PD-L1/PD-1 Immunotherapy Modulates Effector T Cells Homeostasis and Function in Murine Pancreatic Cancer

Pancreatic Cancer (PC) is one of the most aggressive and deadliest types of cancer, and it is projected to be the second leading cause of cancer-related deaths in the U.S. by the year 2030. PC evades immune surveillance by disrupting the immune homeostasis of effector T cells (Teff).
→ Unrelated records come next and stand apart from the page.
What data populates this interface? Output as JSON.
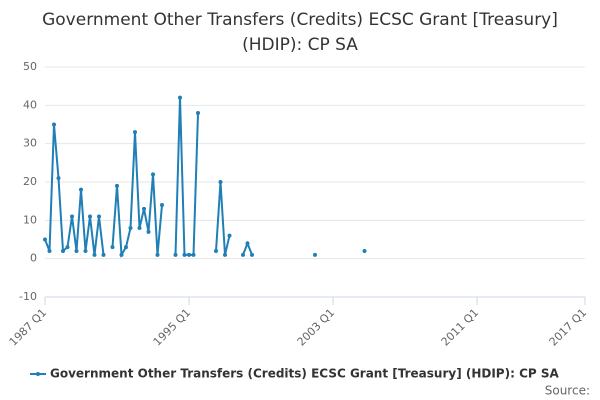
{
  "chart_data": {
    "type": "line",
    "title": "Government Other Transfers (Credits) ECSC Grant [Treasury] (HDIP): CP SA",
    "source": "Source:",
    "x": [
      "1987 Q1",
      "1987 Q2",
      "1987 Q3",
      "1987 Q4",
      "1988 Q1",
      "1988 Q2",
      "1988 Q3",
      "1988 Q4",
      "1989 Q1",
      "1989 Q2",
      "1989 Q3",
      "1989 Q4",
      "1990 Q1",
      "1990 Q2",
      "1990 Q3",
      "1990 Q4",
      "1991 Q1",
      "1991 Q2",
      "1991 Q3",
      "1991 Q4",
      "1992 Q1",
      "1992 Q2",
      "1992 Q3",
      "1992 Q4",
      "1993 Q1",
      "1993 Q2",
      "1993 Q3",
      "1993 Q4",
      "1994 Q1",
      "1994 Q2",
      "1994 Q3",
      "1994 Q4",
      "1995 Q1",
      "1995 Q2",
      "1995 Q3",
      "1995 Q4",
      "1996 Q1",
      "1996 Q2",
      "1996 Q3",
      "1996 Q4",
      "1997 Q1",
      "1997 Q2",
      "1997 Q3",
      "1997 Q4",
      "1998 Q1",
      "1998 Q2",
      "1998 Q3",
      "1998 Q4",
      "1999 Q1",
      "1999 Q2",
      "1999 Q3",
      "1999 Q4",
      "2000 Q1",
      "2000 Q2",
      "2000 Q3",
      "2000 Q4",
      "2001 Q1",
      "2001 Q2",
      "2001 Q3",
      "2001 Q4",
      "2002 Q1",
      "2002 Q2",
      "2002 Q3",
      "2002 Q4",
      "2003 Q1",
      "2003 Q2",
      "2003 Q3",
      "2003 Q4",
      "2004 Q1",
      "2004 Q2",
      "2004 Q3",
      "2004 Q4"
    ],
    "series": [
      {
        "name": "Government Other Transfers (Credits) ECSC Grant [Treasury] (HDIP): CP SA",
        "color": "#1f7fb6",
        "values": [
          5,
          2,
          35,
          21,
          2,
          3,
          11,
          2,
          18,
          2,
          11,
          1,
          11,
          1,
          null,
          3,
          19,
          1,
          3,
          8,
          33,
          8,
          13,
          7,
          22,
          1,
          14,
          null,
          null,
          1,
          42,
          1,
          1,
          1,
          38,
          null,
          null,
          null,
          2,
          20,
          1,
          6,
          null,
          null,
          1,
          4,
          1,
          null,
          null,
          null,
          null,
          null,
          null,
          null,
          null,
          null,
          null,
          null,
          null,
          null,
          1,
          null,
          null,
          null,
          null,
          null,
          null,
          null,
          null,
          null,
          null,
          2
        ]
      }
    ],
    "xlim": [
      "1987 Q1",
      "2017 Q1"
    ],
    "xticks": [
      "1987 Q1",
      "1995 Q1",
      "2003 Q1",
      "2011 Q1",
      "2017 Q1"
    ],
    "ylim": [
      -10,
      50
    ],
    "yticks": [
      -10,
      0,
      10,
      20,
      30,
      40,
      50
    ],
    "grid": true
  }
}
T cells homeostasis is critical for proper anti-tumor immune responses. Preliminary flow cytometry data revealed that murine pancreatic (Panc02) cancer cells produce inflammatory soluble factors and in addition, express Major Histocompatibility Complex class I (MHC-I) and Programmed Death Ligand 1 (PD-L1) and 2 (PD-L2). PD-L1/2 can bind to PD-1 receptors on Teff and induce apoptosis or anergy, dampening the anti-tumor immunity. Cytokine bead array and flow cytometry analysis of serum from peripheral blood from C57BL/6 mice injected with Panc02 cells (TB mice) showed a significant increase in inflammatory factors compared to Control (CTRL) mice. Additionally, Teff from splenocytes from TB mice showed significant reduction in Teff percentages compared to CTRL mice, in vitro. In this study, CD3+ cells from CTRL mice were co-incubated with Panc02 cells pre-treated with anti-PD-L1 antibody (ab) to evaluate the modulation of Teff and cytokines production, in vitro . Mice were inoculated with the Panc02 pre-treated cells with anti-PD-L1 ab, to evaluate the modulation of Teff and cytokines production, in vivo . The results from this project may lead to the identification of new immunotherapeutic strategies to stabilize Teff homeostasis and function that could increase anti-tumor immune responses and combat PC progression.